ARMOR: tAilored peRsonalised Medicine fOr gastric canceR

Gastric cancer (GC) has a poor overall survival at 5 years. More recently, the incidence levels in patients under 50 years is also rapidly rising. A significant proportion of patients have little to no response to neoadjuvant treatment with curative intent. There is an urgent need to improve treatment options and overcome treatment resistance. In this translational project, we will use a personalised approach to understand resistance to tailor more effective treatments using novel machine learning algorithms and patient-derived organoid models for drug testing. This is an international collaboration bringing expertise together from Trinity St. James’s Cancer Institute, Technical University Dresden, Germany, and with Vivan Therapeutics, UK. We hypothesise that Artificial Intelligence (AI) machine learning tools will identify chemotherapy-refractory patients at diagnosis.
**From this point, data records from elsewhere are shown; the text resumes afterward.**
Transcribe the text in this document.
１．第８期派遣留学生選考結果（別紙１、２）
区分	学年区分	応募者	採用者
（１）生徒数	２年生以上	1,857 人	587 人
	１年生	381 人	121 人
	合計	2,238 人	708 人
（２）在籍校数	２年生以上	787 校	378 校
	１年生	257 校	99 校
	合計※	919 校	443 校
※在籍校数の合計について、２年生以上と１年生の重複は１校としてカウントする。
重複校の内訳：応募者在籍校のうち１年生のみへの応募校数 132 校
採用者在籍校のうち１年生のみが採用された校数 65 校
In collaboration with the Technical University Dresden, combining radiology, histology, and other clinical data, this multimodal AL model will integrate multiple data types to generate a novel algorithm for treatment resistance. The development of patterns of treatment resistance will also be identified through performing genomic data assessments. In collaboration with Vivan therapeutics, this data will be examined against their library of avatars and treatment recommendations will be given to test in our generated gastric cancer patient organoids. Molecular subtypes of gastric cancer will also be assessed using immunohistochemistry for mismatch repair proteins / Claudin 18.2 / FGFR2b / PD-L1 CPS score & HER2 to inform treatment testing. Using this data, new combination treatments will be tested using patient-derived organoid models. These novel models will guide personalised treatment options tailored to each gastric cancer patient. The impact of this work will allow the introduction of more effective systemic anti-cancer treatments which will have a positive impact on management and improve outcomes for gastric cancer patients with dismal survival rates.